In the past, wet markets have spawned other global health crises, including Severe Acute Respiratory Syndrome (SARS) and the deadly bird flu, she says. Praising china for the ban, she notes however that the capture, market trade and butchery of wild animal species for human consumption happens across large parts of Asia and Africa including Indonesia, India, Vietnam and West, Central and East Africa, as well as in Latin America, posing a very real threat of spreading zoonotic and potentially fatal diseases. 

“Indonesia has hundreds of 'extreme' animal markets where the conditions are perfect breeding ground for new zoonotic viruses,” says Beynon. “Wild animals are sold and slaughtered in public and unsanitary conditions. The trade takes place alongside that of dogs and cats which itself has already been shown to pose a risk of rabies transmission.”

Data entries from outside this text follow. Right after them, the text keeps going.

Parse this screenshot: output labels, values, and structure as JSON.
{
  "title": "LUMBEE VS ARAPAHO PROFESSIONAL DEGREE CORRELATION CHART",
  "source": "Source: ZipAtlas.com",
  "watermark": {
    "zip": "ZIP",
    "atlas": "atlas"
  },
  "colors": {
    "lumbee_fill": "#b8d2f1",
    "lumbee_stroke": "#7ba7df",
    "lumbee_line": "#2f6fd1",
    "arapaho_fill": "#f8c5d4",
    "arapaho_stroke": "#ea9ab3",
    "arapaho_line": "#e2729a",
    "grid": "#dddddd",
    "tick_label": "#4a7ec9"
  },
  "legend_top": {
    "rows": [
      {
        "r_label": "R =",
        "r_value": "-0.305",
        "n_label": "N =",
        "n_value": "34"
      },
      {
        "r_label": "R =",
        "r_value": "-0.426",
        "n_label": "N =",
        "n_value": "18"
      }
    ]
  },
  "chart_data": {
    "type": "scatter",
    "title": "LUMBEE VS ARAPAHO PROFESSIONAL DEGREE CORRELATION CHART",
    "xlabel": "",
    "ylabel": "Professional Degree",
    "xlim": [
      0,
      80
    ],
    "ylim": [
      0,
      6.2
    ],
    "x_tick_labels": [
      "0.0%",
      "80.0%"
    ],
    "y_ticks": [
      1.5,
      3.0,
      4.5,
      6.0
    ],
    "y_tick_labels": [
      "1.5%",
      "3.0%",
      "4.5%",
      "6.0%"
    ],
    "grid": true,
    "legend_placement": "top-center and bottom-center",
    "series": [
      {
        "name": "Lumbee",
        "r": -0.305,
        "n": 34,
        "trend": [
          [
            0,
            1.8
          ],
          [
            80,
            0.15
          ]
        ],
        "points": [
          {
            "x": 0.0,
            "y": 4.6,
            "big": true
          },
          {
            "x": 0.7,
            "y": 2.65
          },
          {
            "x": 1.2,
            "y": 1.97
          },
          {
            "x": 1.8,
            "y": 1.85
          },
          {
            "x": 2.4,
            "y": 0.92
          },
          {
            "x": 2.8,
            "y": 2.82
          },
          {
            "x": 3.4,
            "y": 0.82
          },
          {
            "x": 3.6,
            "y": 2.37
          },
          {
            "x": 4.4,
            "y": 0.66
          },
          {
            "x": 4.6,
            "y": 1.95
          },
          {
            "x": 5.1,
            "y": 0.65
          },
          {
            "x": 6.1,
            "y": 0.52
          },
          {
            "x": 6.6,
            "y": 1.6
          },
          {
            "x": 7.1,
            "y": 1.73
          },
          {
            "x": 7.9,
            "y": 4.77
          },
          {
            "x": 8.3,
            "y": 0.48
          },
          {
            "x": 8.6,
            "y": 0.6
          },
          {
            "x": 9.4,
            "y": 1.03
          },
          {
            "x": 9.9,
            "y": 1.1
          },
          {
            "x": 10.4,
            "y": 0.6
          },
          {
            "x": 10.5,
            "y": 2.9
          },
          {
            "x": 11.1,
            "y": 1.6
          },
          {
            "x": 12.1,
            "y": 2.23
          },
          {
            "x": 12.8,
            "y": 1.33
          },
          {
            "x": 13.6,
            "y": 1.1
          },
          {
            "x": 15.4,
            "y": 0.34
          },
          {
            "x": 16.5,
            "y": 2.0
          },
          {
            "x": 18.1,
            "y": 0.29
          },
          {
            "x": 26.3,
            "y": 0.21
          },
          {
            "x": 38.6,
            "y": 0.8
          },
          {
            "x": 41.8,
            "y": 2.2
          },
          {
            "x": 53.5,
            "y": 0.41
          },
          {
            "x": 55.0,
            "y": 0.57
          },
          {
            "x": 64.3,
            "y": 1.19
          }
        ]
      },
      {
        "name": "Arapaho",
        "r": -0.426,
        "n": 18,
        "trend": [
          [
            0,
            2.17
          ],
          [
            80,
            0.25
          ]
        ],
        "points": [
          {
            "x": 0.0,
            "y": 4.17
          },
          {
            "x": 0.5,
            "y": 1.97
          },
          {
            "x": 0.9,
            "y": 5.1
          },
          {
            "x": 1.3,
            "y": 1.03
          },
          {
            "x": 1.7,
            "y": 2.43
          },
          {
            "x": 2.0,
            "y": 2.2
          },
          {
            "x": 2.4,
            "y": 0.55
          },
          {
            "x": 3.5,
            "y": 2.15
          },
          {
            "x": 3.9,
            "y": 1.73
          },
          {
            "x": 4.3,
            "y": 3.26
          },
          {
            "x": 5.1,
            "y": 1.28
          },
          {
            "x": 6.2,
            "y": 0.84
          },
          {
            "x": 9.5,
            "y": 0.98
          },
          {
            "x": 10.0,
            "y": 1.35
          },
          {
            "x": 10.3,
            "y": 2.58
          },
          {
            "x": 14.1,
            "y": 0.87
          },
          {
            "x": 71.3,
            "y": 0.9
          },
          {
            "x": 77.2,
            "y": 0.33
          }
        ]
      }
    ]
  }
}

Some governments are following China's lead, with Vietnam preparing a directive to halt the consumption of wildlife starting April 1.

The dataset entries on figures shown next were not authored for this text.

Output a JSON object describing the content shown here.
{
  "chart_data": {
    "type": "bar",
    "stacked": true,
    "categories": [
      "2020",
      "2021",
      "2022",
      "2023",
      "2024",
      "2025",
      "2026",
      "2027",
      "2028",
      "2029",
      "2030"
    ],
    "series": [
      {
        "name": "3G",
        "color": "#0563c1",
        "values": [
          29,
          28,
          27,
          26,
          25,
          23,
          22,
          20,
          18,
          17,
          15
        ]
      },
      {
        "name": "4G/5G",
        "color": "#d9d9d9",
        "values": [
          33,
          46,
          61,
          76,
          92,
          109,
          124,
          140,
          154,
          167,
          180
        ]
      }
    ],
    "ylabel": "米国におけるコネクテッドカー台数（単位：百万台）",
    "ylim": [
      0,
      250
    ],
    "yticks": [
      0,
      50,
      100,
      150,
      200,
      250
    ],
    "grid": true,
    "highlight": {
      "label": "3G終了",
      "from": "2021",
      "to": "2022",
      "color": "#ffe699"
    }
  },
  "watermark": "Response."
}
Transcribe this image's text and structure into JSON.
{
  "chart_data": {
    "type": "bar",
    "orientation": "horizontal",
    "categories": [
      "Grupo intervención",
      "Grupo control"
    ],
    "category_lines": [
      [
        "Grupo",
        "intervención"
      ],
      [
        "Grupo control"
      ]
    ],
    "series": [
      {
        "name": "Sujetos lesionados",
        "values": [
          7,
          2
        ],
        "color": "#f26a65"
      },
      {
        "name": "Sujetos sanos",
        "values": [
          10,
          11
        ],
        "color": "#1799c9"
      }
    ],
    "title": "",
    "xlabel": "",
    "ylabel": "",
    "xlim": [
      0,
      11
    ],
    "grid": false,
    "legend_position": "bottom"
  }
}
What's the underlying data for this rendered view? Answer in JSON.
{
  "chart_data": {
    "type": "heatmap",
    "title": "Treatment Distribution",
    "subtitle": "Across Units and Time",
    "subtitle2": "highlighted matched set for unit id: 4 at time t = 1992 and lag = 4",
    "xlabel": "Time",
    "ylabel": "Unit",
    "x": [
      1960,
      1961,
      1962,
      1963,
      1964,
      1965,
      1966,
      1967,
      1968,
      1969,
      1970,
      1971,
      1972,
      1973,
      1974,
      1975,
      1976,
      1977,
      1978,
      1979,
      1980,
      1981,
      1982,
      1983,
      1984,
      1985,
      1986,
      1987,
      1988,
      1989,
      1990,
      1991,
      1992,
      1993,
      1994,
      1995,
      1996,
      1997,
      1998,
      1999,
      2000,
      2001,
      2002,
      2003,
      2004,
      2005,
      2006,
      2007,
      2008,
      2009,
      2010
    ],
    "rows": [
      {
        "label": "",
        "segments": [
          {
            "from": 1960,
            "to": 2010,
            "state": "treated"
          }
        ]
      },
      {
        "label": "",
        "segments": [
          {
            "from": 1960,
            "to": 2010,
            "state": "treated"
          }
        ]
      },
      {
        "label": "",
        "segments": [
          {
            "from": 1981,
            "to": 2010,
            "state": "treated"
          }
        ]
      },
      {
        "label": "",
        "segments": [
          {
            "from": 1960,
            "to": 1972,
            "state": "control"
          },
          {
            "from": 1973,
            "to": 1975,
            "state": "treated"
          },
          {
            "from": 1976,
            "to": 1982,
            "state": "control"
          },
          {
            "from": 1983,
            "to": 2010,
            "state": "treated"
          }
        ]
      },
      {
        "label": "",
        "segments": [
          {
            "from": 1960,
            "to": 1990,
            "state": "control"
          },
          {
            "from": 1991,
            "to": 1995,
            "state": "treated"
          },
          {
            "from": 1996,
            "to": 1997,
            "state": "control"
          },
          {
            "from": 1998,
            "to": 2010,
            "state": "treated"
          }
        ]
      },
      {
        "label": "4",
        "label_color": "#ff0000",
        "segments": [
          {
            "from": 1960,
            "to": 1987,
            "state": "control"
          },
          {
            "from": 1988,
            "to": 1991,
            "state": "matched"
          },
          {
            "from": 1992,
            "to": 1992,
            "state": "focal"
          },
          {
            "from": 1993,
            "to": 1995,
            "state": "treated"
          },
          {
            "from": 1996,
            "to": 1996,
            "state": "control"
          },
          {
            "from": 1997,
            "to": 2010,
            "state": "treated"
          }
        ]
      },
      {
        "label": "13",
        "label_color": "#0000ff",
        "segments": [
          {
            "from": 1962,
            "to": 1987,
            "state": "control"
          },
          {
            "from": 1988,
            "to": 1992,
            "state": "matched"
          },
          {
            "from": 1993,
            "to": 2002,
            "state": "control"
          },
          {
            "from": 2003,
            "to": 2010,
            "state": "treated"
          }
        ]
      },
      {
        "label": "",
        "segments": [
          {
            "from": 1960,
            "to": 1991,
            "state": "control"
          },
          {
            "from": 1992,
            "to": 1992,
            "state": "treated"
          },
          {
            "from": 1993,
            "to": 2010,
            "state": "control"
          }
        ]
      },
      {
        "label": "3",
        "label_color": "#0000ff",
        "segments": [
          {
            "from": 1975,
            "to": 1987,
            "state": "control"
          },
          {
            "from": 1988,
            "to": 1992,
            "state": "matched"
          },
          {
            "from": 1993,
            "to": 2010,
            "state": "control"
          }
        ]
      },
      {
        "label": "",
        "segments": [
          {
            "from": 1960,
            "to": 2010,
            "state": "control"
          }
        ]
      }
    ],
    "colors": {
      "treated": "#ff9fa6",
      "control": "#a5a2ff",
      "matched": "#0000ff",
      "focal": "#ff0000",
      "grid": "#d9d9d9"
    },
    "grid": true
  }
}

Beynon says: “Wildlife is traded for human consumption, trinkets, traditional medicines and display, and all along the supply chain there are opportunities for viruses to spread to humans. Captive breeding of wild species such as civets, tigers and bears all pose risks. Since the wet markets are just the shop front, commercial breeding, trading and transporting wildlife must all be prohibited, and for all purposes, to remove the risk of other zoonotic viruses emerging.”